The claims are yours, Tony. As I told you several months ago, the very first thing you should have done was to determine whether the available data are good enough to detect the jolt you think is missing.
They weren't. Had you taken a moment to consider the Nyquist rate for your alleged 90ms jolt, or performed a forward error analysis as described in chapter 1 of R W Hamming's
Numerical Methods for Scientists and Engineers, then you'd have known better than to go public with your argument. Estimating the Nyquist rate should have taken you about two seconds; if your math skills are rusty, then the forward error analysis might have taken you a couple of minutes.
Your argument divides into two main parts:
- The upper block fell so cleanly onto the lower block that one would expect one large, clear jolt instead of a near-continuous cascade of lesser jolts.
- Observations show there was no jolt.
Your own data showed an apparent jolt, and it was gob-smackingly obvious that your data weren't good enough to rule out the possibility of other unobserved jolts. That's why we've been discussing your spectacular failure to establish the second point.
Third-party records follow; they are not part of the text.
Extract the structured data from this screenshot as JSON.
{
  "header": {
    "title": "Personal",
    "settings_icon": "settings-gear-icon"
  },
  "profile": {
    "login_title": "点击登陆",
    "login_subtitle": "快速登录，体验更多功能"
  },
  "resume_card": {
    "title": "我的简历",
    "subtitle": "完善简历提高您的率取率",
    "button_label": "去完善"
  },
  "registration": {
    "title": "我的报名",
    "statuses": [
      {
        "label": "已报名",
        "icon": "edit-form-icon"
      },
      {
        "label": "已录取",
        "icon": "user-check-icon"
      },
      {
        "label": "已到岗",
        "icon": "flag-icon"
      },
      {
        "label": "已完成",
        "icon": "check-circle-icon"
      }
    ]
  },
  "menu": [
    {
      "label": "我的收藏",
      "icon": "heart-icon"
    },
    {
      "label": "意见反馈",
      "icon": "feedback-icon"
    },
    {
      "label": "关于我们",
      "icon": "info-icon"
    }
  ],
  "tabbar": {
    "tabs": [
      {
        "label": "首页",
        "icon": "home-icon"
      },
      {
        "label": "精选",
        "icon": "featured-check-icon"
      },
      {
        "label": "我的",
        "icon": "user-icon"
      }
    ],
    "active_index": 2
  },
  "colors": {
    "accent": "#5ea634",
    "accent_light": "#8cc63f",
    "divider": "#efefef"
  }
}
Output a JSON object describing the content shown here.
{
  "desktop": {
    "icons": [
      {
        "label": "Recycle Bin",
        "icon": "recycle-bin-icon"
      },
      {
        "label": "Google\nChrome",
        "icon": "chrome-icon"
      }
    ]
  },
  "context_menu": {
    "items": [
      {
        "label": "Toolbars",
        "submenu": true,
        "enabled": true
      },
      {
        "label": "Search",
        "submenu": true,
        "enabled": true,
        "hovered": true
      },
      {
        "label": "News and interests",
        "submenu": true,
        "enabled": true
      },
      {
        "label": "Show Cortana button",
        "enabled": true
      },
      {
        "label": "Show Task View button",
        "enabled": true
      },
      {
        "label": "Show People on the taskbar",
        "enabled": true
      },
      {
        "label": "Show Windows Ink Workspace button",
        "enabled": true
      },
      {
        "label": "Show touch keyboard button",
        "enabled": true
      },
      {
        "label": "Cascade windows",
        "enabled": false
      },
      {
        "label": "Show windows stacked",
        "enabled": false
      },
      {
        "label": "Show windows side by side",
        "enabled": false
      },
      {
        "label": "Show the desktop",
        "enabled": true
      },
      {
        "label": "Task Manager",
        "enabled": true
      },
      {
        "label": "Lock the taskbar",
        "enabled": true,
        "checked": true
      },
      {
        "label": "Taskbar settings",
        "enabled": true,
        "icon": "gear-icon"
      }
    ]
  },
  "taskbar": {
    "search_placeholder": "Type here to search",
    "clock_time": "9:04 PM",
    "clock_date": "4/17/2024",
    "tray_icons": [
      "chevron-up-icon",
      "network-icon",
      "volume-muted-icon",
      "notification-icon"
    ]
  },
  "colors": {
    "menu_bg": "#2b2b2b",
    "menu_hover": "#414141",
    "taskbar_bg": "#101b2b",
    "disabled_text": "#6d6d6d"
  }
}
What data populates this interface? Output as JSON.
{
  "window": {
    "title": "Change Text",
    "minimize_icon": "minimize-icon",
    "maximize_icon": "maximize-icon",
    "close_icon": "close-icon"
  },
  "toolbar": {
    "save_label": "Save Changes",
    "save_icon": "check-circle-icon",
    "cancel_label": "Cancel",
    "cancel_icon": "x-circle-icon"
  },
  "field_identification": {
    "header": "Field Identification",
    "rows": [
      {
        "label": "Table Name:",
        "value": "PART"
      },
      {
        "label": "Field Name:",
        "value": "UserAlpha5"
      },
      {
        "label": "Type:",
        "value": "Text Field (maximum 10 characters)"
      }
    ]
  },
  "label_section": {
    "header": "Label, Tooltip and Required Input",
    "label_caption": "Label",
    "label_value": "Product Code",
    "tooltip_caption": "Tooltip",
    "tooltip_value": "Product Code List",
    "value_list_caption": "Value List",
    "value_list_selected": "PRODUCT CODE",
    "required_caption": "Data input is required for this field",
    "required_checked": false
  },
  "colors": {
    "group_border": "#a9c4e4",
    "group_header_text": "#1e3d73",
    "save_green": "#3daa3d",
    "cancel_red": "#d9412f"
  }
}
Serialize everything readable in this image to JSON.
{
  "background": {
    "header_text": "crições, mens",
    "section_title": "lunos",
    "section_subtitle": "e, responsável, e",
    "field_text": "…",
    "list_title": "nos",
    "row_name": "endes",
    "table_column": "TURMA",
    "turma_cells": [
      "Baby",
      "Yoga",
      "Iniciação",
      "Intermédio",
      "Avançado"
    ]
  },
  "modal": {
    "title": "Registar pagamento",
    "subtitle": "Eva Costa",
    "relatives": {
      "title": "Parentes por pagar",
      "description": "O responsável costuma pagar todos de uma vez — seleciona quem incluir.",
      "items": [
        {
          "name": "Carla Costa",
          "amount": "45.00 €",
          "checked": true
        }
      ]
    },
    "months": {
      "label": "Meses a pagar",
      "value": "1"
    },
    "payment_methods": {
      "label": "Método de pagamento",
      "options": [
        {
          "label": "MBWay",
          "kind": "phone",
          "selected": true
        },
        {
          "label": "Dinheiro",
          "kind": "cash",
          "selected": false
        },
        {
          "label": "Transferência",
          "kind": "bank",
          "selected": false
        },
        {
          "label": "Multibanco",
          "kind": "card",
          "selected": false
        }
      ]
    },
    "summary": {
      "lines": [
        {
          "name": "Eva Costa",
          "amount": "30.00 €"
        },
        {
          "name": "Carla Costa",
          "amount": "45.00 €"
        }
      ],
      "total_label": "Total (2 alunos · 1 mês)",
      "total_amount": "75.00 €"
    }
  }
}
Note well, however, that you haven't established the first point either. I expect to see less than 1g acceleration (as in the data) but I do not expect to see a single jolt that's large enough to show up in the best possible analysis of the available data. Yes, I understand how there could be such a jolt; I also understand how there might not be such a jolt. I therefore have no reason to care about the second part of your argument:
It doesn't matter whether the downward acceleration was relatively smooth or was punctuated by large jolts.
Because I understand that it doesn't matter, there is no reason for me to take better measurements. If you persist in your two-part argument, however, then you will need far better data to support the second part of your argument, and you will also need a far more convincing argument for the first part as well.